HO PROVATO IL FRECCIAROSSA GENOVA-VENEZIA E ORA SPERO CHE I CINESI COMPRINO LE FERROVIE ITALIANE
IL TRENO INAUGURATO IN POMPA MAGNA DA TOTI ACCUMULA 30 MINUTI DI RITARDO… E DALL’INTERCITY CHE CI SUPERA QUALCUNO CI FA PURE IL GESTO DELL’OMBRELLO
Ci sarà un motivo per cui gli italiani stanno al quarantottesimo posto nella classifica della felicità ? Un’idea io ce l’ho e anche per verificarla ho voluto provare il nuovo Frecciarossa Genova-Venezia: una delle ragioni, dicono, per essere ottimisti sul futuro.
Genova, si sa, è lontana da tutto, specie da Milano: ci vogliono quasi due ore ad andare e altrettante a tornare, con l’Intercity.
Così, per tacitare i pendolari, da sempre sul piede di guerra, il centrodestra ligure ha ottenuto da Trenitalia la Freccia 9796, che poi prosegue sino a Venezia, per una botta di vita.
Io lavoro ancora più in là , a Trieste, e già arrivare a Venezia senza cambio a Milano è un bel colpo; per rendere la Freccia concorrenziale con l’Intercity, inoltre, per me il prezzo è minore, sinchè dura.
Insomma: alla 6 e 58 del 20 marzo mi sono presentato al binario, carico di bagagli e speranze.
La mia carrozza, la nove, era deserta: come sempre. Ma non perchè i pendolari sono refrattari alle novità bensì perchè la Freccia arriva a Milano solo nove minuti prima dell’Intercity e costa di più.
Inoltre, metà dei cessi erano rotti, come al solito. I
n più i miei unici compagni di viaggio — due tipici manager genovesi diretti nel capoluogo meneghino — si scambiavano le solite frescacce, come: per lucidare i cerchioni della BMW bisogna procurarsi un marocchino; mai sposare donne straniere, chiedono il pacchetto completo, suocera compresa; il problema della Sardegna sono i sardi.
Su quest’ultima vorrei anzi aggiungere — per amicizia con i sardi — che, primo, anche la Liguria sarebbe bellissima se non ci fossero i liguri, secondo, nel caso dei sardi il problema è l’inverso.
È la Sardegna il problema dei sardi: ormai ci si arriva solo in aereo da Roma e neppure con Alitalia ma con la compagnia rumena Blue Air.

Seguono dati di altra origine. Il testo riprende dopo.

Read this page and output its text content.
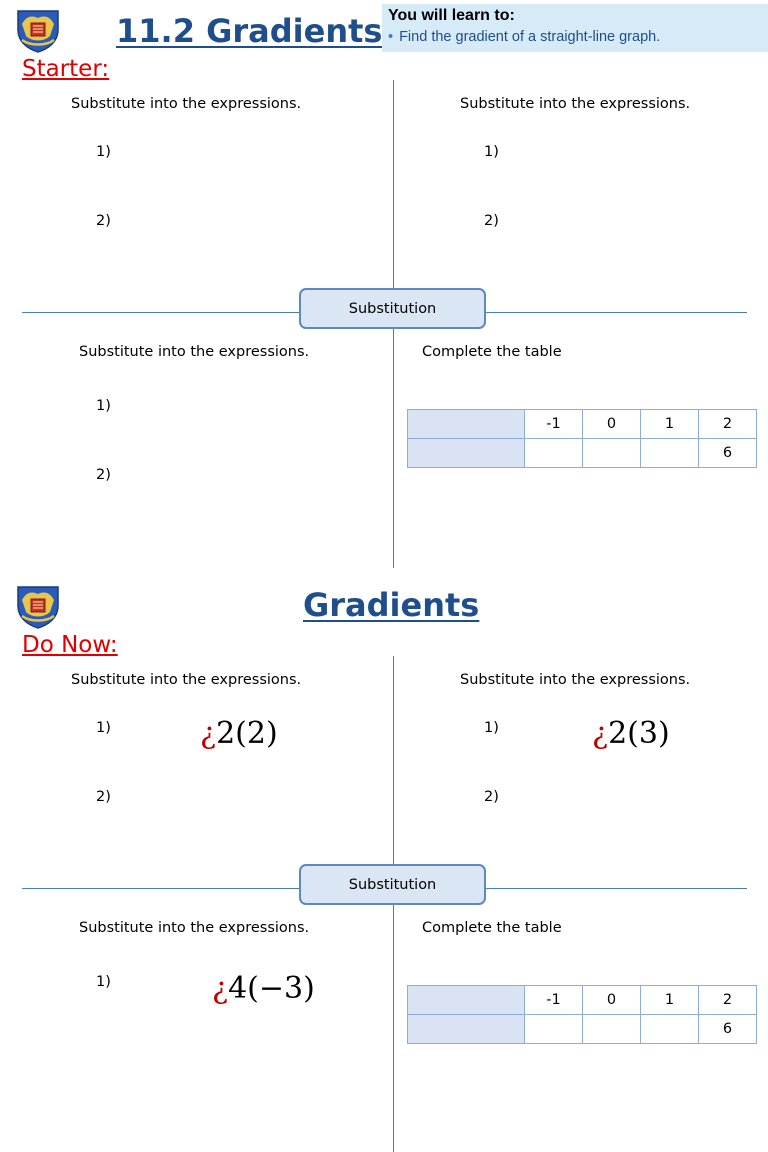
11.2 Gradients You will learn to:
• Find the gradient of a straight-line graph.
Starter:
Substitution
Substitute into the expressions.
1)
2)
Substitute into the expressions.
1)
2)
Substitute into the expressions.
1)
2)
Complete the table
	-1	0	1	2
				6
Gradients
Do Now:
Substitution
Substitute into the expressions.
1)	¿2(2)
2)
Substitute into the expressions.
1)	¿2(3)
2)
Substitute into the expressions.
1)	¿4(−3)
Complete the table
	-1	0	1	2
				6
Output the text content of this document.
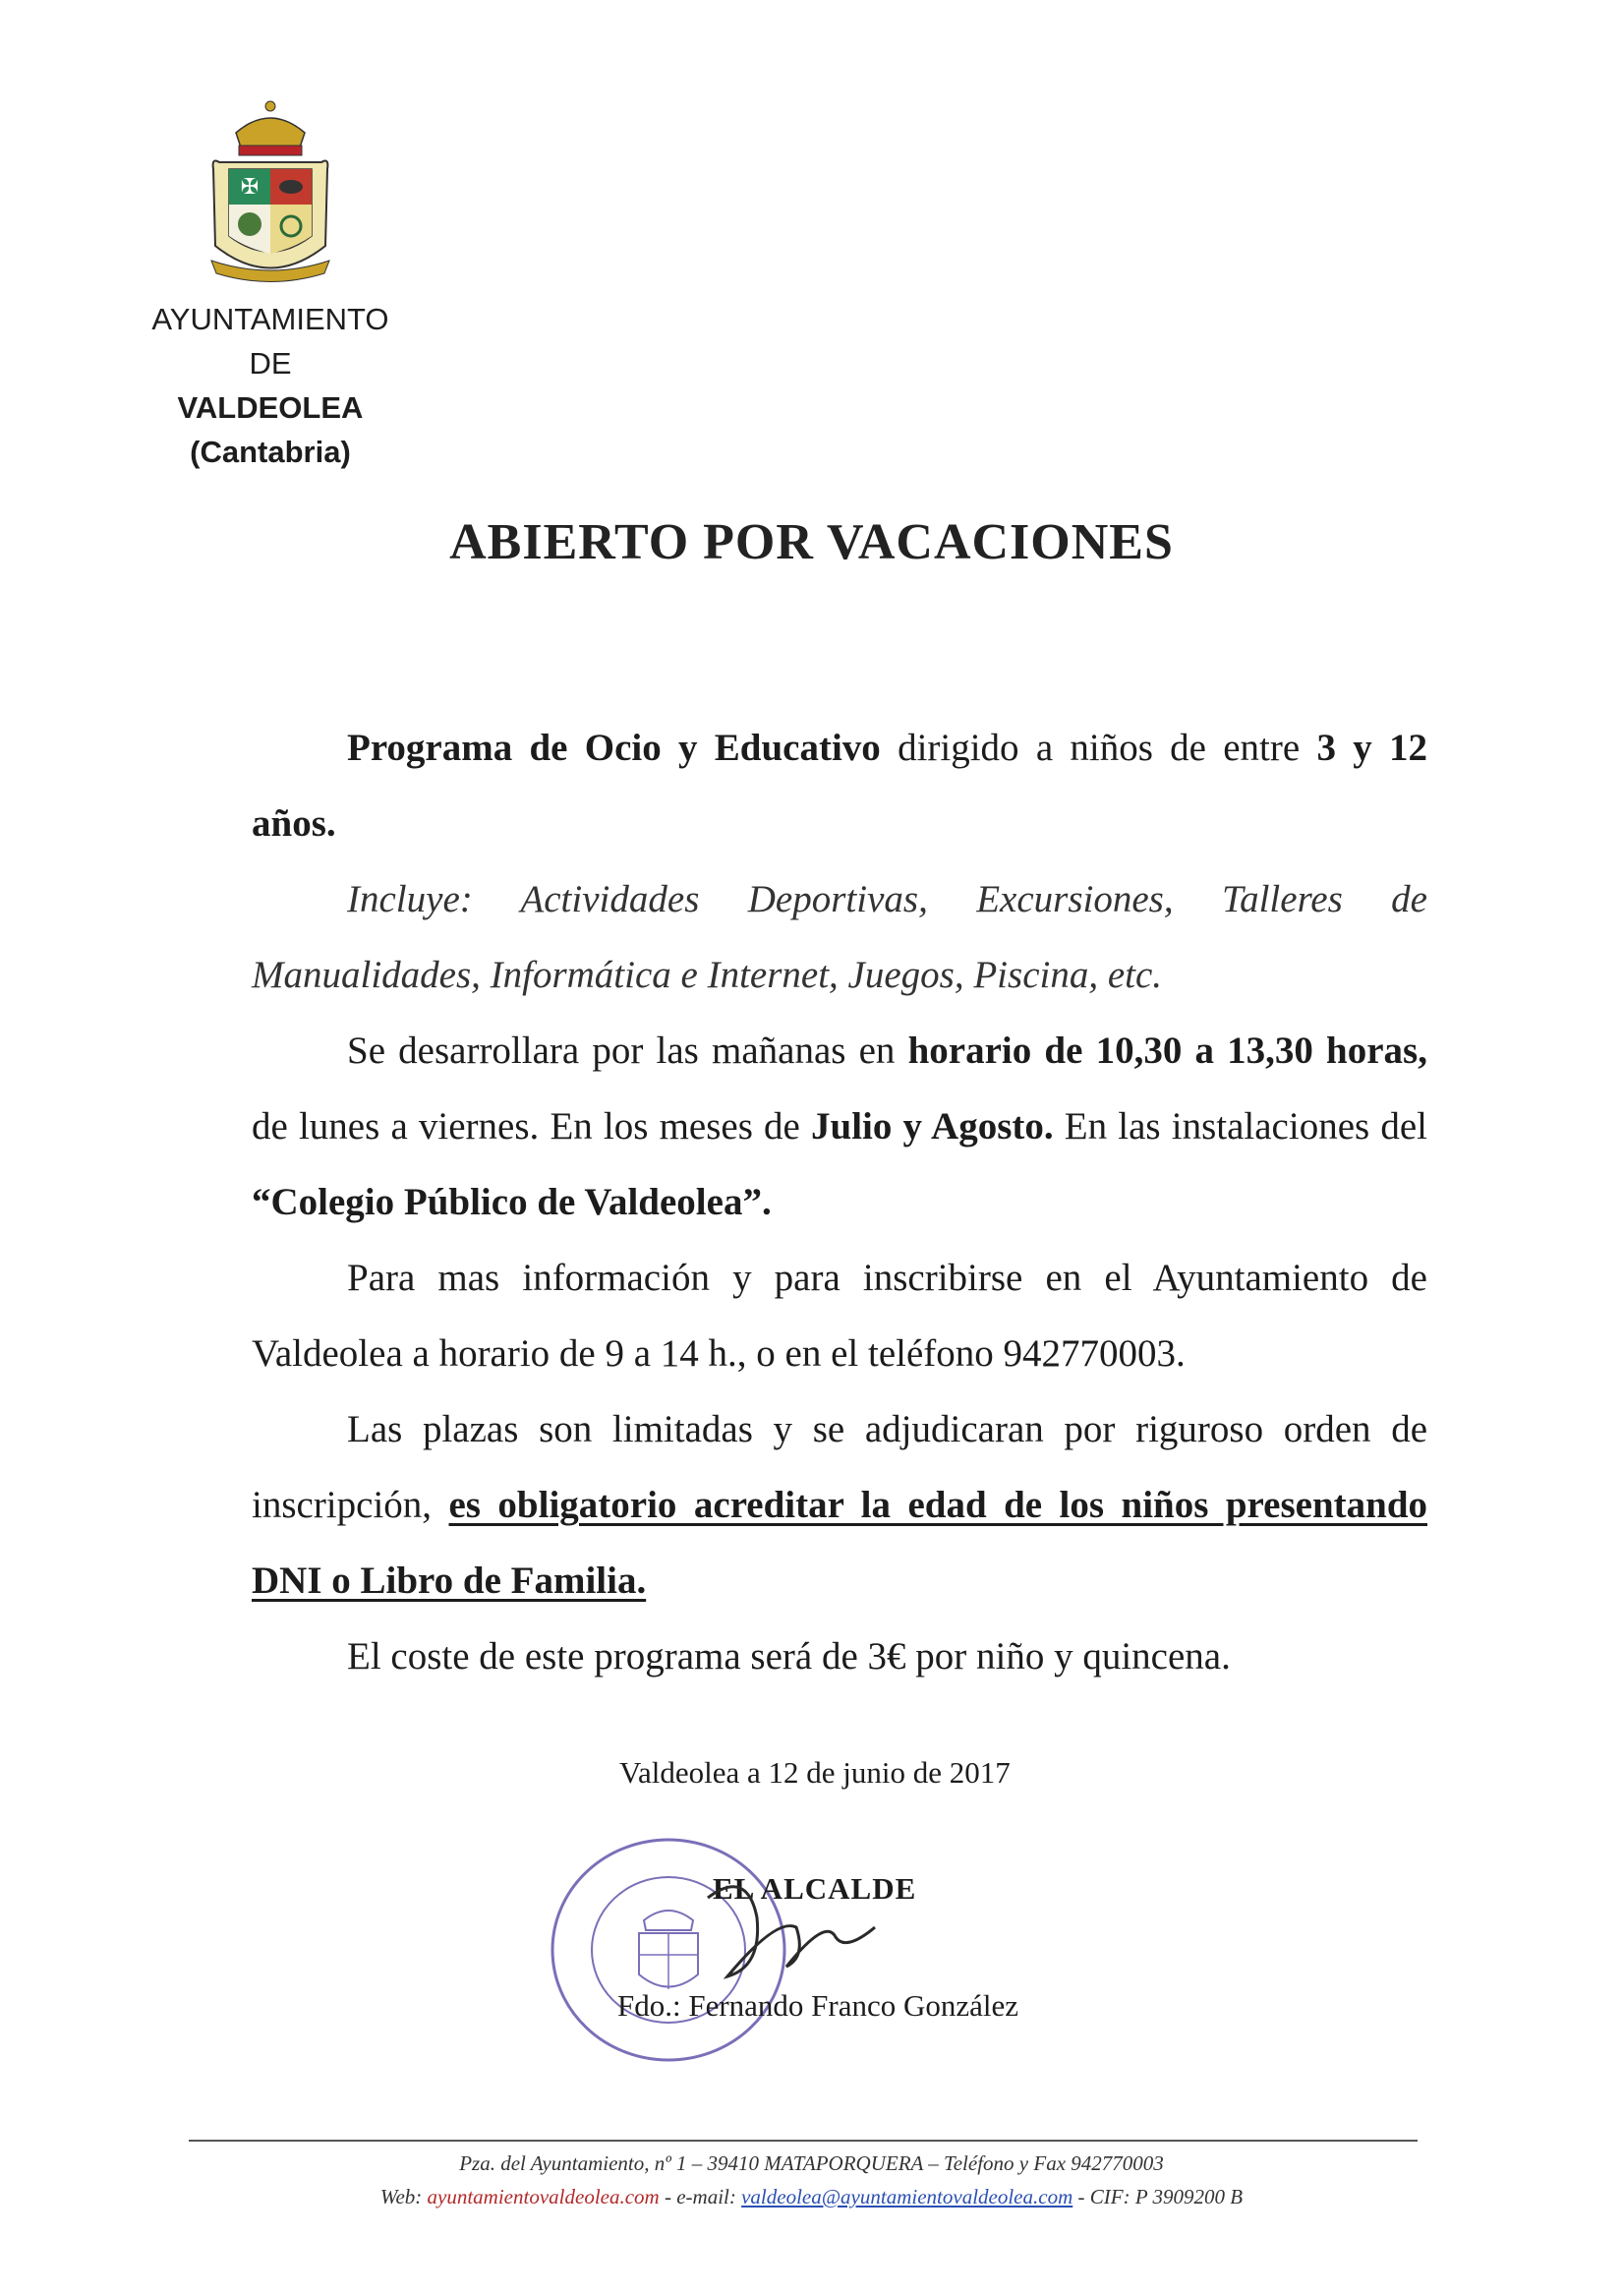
✠
AYUNTAMIENTO
DE
VALDEOLEA
(Cantabria)
ABIERTO POR VACACIONES

Programa de Ocio y Educativo dirigido a niños de entre 3 y 12 años.

Incluye: Actividades Deportivas, Excursiones, Talleres de Manualidades, Informática e Internet, Juegos, Piscina, etc.

Se desarrollara por las mañanas en horario de 10,30 a 13,30 horas, de lunes a viernes. En los meses de Julio y Agosto. En las instalaciones del “Colegio Público de Valdeolea”.

Para mas información y para inscribirse en el Ayuntamiento de Valdeolea a horario de 9 a 14 h., o en el teléfono 942770003.

Las plazas son limitadas y se adjudicaran por riguroso orden de inscripción, es obligatorio acreditar la edad de los niños presentando DNI o Libro de Familia.

El coste de este programa será de 3€ por niño y quincena.

Valdeolea a 12 de junio de 2017
EL ALCALDE
Fdo.: Fernando Franco González
Pza. del Ayuntamiento, nº 1 – 39410 MATAPORQUERA – Teléfono y Fax 942770003
Web: ayuntamientovaldeolea.com - e-mail: valdeolea@ayuntamientovaldeolea.com - CIF: P 3909200 B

Nel frattempo, ogni tanto la Freccia si fermava in aperta campagna, e pure lì i manager scherzavano: andavamo così veloci, per loro, che ci sembrava d’essere fermi. Macchè, eravamo proprio fermi.
L’altoparlante, a intervalli regolari, scandiva che un (misterioso) «guasto tecnico all’infrastruttura» ci aveva fatto accumulare prima cinque, poi 14, infine 22 minuti di ritardo.
A un certo punto siamo stati sorpassati dall’Intercity, e qualcuno, là sopra, deve averci anche fatto il gesto dell’ombrello.
Che poi per me il ritardo è stato salutare, altrimenti a Mestre, la mia stazione di cambio, avrei dovuto aspettare due ore il treno per Trieste: dalle 10 e 58 alle 12 e 53, per la precisione.
Invece ho aspettato solo un’ora e mezza, ma che sarà mai, sono andato a mangiare alle Botti, pure quelle comprate dai cinesi.
Alla fine ho persino chiesto alla padrona: ehi, v’interesserebbe comprare anche le Ferrovie dello Stato?